Why Vals AI changed the harness

Vals AI changed the harness to reduce benchmark-specific scaffolding in its SWE-Bench Verified runs. In the follow-up post, the team says more complex harnesses can improve results, but that can blur whether a model is genuinely better at repo repair or simply better tuned to a particular agent stack.

The replacement is deliberately narrower. Vals AI's explanation describes mini-swe-agent as a "neutral evaluation setup" that tests models using only standard command-line tools, and says that choice also brings Vals closer to the official SWE-bench leaderboard's default harness. For engineers comparing coding models across leaderboards, that makes Vals' numbers easier to map to the benchmark's baseline setup.

How much the scores moved

The harness change did not materially reshuffle results. Vals reports in its results update that performance changed by only "a few percentage points for most providers," with the best score edging down from 79.2% to 78.80%.

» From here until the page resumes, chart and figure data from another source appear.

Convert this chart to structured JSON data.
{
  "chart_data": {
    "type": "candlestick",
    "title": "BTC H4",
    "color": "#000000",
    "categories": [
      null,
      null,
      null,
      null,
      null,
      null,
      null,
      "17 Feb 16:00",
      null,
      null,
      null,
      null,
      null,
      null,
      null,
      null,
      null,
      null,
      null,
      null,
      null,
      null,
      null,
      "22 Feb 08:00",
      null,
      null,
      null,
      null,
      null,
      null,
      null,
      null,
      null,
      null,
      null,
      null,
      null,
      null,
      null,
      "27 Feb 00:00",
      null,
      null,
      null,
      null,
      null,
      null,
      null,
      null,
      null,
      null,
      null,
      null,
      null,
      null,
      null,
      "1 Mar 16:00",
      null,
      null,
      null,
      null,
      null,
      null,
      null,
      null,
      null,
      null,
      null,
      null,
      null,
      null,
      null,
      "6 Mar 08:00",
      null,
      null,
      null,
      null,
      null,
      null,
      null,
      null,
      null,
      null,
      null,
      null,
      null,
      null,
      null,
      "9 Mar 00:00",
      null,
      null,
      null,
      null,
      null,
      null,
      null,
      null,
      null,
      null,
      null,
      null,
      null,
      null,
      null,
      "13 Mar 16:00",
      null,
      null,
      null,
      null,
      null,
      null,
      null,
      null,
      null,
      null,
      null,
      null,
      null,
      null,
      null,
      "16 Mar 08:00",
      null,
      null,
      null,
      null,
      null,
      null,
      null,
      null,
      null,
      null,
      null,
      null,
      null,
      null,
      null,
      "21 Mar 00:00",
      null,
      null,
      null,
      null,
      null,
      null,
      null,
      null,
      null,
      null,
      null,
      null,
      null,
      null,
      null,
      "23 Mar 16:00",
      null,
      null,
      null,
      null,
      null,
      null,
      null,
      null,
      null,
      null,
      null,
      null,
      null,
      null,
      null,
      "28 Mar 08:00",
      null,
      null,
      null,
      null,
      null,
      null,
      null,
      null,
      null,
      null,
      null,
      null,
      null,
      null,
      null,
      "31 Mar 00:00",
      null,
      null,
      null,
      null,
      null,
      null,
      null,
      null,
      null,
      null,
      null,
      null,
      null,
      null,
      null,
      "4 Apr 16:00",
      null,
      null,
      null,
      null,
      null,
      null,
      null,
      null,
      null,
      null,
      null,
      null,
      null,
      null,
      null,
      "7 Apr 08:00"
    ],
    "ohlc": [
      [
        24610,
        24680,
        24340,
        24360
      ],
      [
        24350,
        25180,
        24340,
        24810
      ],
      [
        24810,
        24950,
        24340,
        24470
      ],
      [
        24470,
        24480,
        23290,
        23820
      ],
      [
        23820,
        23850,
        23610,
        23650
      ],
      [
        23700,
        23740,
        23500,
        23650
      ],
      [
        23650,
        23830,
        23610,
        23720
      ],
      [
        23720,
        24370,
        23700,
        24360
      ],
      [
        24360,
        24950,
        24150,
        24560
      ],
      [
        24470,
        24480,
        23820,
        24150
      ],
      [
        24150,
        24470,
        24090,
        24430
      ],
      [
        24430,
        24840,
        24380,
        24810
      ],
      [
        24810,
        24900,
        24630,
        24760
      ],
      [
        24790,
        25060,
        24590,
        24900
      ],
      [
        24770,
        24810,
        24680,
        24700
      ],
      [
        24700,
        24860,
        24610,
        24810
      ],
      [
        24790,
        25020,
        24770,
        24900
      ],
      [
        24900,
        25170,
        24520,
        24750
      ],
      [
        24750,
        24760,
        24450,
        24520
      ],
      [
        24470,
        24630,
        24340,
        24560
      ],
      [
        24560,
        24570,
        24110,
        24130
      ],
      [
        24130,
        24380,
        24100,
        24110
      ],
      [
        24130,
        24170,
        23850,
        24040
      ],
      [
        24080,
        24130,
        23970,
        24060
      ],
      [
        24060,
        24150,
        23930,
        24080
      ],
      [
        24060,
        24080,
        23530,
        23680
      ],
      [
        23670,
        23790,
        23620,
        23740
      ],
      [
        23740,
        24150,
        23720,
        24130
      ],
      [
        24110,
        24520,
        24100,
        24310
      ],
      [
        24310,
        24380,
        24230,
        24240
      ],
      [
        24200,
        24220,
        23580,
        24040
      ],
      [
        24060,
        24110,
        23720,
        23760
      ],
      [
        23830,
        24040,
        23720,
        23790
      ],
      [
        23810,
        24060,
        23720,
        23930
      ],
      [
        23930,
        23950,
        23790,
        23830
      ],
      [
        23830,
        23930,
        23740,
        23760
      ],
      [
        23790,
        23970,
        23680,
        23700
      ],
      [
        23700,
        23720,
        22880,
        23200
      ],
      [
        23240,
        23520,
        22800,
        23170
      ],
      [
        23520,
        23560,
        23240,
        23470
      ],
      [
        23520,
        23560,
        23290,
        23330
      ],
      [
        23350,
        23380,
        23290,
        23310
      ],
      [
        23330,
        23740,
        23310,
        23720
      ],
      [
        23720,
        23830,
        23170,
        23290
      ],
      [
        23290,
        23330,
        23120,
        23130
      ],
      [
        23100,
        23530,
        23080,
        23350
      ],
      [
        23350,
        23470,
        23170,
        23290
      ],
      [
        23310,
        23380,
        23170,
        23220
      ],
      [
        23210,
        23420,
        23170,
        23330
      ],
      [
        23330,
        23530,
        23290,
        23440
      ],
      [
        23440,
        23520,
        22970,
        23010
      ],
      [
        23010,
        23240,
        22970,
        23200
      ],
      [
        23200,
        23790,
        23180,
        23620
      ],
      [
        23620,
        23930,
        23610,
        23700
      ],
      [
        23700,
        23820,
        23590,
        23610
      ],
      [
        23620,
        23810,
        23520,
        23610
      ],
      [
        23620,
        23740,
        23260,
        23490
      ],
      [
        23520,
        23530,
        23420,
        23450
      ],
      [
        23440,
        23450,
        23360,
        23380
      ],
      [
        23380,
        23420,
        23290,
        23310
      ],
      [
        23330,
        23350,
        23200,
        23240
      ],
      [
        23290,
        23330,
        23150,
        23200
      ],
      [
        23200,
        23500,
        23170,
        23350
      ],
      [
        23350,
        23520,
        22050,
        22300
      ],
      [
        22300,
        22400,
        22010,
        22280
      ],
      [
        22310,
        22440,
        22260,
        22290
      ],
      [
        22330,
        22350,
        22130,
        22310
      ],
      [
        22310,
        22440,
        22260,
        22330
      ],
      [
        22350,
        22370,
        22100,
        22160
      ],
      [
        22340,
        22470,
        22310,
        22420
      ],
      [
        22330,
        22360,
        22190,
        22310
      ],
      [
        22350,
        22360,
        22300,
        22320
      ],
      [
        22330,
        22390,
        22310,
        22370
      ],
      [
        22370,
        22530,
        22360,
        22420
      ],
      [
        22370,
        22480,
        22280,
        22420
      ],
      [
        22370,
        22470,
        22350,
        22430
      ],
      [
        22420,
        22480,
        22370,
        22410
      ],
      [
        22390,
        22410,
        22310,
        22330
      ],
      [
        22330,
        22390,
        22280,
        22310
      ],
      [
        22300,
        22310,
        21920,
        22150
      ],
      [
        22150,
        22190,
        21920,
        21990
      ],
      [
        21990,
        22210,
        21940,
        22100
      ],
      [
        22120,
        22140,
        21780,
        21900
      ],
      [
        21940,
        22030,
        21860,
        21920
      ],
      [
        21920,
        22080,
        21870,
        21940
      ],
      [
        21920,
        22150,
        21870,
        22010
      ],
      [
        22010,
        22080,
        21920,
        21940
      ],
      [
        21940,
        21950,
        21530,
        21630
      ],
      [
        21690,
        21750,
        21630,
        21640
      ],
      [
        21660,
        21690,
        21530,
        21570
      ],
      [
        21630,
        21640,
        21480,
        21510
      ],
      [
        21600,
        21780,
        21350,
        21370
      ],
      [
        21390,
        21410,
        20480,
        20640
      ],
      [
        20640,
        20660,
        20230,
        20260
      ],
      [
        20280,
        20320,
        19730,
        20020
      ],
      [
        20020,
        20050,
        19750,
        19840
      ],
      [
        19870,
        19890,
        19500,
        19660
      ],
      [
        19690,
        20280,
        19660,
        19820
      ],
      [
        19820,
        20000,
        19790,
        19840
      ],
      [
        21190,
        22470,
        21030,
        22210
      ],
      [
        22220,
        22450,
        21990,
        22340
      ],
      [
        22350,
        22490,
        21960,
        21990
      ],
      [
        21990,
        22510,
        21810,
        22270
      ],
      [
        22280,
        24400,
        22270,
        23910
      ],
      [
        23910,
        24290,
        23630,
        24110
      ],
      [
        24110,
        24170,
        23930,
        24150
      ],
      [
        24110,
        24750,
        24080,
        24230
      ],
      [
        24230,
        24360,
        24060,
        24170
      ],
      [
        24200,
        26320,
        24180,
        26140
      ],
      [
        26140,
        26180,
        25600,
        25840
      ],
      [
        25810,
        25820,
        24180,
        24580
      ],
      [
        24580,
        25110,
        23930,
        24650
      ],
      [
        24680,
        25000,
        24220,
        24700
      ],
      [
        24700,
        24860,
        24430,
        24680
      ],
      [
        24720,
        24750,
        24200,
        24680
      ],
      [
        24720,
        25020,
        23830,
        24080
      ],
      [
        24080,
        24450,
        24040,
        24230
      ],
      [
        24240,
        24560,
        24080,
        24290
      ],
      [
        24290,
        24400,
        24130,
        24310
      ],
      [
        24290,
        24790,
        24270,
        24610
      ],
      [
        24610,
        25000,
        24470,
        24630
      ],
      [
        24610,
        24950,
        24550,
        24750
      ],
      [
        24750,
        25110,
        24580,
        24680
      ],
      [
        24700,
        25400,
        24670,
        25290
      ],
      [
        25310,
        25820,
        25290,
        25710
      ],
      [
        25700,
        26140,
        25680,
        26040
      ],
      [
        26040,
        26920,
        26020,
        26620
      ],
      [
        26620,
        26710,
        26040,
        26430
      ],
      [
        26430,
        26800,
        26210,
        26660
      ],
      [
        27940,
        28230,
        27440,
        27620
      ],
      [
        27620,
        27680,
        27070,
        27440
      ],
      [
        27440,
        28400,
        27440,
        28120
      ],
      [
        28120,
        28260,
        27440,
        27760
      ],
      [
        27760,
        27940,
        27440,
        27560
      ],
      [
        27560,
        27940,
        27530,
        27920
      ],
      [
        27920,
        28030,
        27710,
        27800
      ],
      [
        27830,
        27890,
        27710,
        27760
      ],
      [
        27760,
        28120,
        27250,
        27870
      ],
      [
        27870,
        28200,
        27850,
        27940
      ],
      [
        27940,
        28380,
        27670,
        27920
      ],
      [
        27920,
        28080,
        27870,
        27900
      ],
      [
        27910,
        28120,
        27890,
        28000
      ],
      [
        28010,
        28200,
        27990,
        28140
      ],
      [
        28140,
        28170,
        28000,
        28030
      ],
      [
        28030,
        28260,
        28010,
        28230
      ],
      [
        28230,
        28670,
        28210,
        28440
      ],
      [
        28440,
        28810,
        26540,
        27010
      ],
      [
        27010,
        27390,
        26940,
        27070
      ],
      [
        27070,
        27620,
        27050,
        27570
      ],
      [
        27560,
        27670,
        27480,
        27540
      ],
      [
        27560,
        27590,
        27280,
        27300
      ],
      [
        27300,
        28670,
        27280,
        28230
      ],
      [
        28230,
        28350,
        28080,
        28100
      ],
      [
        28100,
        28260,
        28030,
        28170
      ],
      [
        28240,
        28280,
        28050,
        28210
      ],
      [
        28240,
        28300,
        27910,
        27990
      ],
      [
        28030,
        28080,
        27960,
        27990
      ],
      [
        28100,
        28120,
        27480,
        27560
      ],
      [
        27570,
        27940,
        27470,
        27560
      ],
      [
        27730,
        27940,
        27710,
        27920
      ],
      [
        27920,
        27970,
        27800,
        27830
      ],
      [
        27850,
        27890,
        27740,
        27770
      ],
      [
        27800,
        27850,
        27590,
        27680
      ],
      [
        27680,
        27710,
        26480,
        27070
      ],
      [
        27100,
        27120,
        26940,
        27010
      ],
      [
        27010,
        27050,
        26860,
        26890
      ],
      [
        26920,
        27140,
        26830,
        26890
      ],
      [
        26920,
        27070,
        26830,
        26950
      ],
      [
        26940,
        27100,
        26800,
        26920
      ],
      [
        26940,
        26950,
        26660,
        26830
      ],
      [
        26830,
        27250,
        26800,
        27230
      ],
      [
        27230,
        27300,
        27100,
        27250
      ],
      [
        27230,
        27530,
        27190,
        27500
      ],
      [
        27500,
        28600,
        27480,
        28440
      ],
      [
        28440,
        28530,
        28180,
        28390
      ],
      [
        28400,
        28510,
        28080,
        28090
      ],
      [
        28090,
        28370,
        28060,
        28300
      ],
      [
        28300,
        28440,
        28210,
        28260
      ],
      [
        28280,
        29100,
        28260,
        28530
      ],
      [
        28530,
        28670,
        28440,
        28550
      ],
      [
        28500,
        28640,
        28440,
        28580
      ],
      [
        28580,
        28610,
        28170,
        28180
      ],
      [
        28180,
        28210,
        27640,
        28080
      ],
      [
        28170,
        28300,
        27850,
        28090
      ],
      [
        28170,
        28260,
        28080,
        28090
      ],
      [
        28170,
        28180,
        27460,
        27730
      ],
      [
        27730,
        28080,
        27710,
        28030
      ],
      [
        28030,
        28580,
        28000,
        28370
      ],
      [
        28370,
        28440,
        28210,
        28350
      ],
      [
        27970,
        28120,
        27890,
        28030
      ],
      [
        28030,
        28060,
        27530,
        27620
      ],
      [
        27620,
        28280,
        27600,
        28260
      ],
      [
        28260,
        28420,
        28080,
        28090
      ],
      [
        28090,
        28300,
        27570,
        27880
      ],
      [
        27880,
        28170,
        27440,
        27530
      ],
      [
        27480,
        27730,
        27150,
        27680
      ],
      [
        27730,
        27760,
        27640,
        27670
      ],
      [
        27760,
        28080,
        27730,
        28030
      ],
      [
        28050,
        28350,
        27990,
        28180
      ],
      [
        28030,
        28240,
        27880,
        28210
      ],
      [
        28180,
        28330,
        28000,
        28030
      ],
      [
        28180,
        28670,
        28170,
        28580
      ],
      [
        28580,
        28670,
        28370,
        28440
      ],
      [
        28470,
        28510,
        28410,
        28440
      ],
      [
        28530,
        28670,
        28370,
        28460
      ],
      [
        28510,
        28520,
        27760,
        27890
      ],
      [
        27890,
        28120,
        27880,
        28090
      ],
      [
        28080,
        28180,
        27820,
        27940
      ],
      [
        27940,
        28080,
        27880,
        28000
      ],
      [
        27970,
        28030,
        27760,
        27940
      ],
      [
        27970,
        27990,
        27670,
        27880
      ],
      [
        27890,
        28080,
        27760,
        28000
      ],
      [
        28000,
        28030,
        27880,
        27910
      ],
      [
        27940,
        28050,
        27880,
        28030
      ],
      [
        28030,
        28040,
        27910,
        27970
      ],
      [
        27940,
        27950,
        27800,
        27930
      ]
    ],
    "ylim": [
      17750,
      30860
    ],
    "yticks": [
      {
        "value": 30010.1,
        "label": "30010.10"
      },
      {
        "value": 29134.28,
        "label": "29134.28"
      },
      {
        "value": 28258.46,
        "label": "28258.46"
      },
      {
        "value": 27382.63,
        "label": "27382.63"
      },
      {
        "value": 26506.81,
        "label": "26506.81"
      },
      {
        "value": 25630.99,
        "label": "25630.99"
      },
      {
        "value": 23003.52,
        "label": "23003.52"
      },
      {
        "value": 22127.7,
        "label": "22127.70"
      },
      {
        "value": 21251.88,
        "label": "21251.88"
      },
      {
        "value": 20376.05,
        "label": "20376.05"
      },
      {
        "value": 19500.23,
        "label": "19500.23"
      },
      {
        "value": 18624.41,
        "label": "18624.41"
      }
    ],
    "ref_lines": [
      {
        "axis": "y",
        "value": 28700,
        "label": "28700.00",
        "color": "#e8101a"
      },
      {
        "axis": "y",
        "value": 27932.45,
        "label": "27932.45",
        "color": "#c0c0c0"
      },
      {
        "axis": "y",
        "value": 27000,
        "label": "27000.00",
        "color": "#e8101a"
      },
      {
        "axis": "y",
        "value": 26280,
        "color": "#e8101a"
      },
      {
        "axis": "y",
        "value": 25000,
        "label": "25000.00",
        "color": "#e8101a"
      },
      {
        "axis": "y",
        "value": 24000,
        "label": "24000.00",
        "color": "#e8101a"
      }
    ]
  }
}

The more surprising change was in the middle of the pack. The same results update says the average score increased from 63.8% to 65.9%, which suggests the simpler harness did not uniformly depress outcomes across vendors.

Vals says in the closing post that the full results are available on its website, but the thread's headline takeaway is narrower: switching to a bash-only harness changed the absolute top line only slightly while reducing one source of harness-specific variance in SWE-Bench Verified comparisons.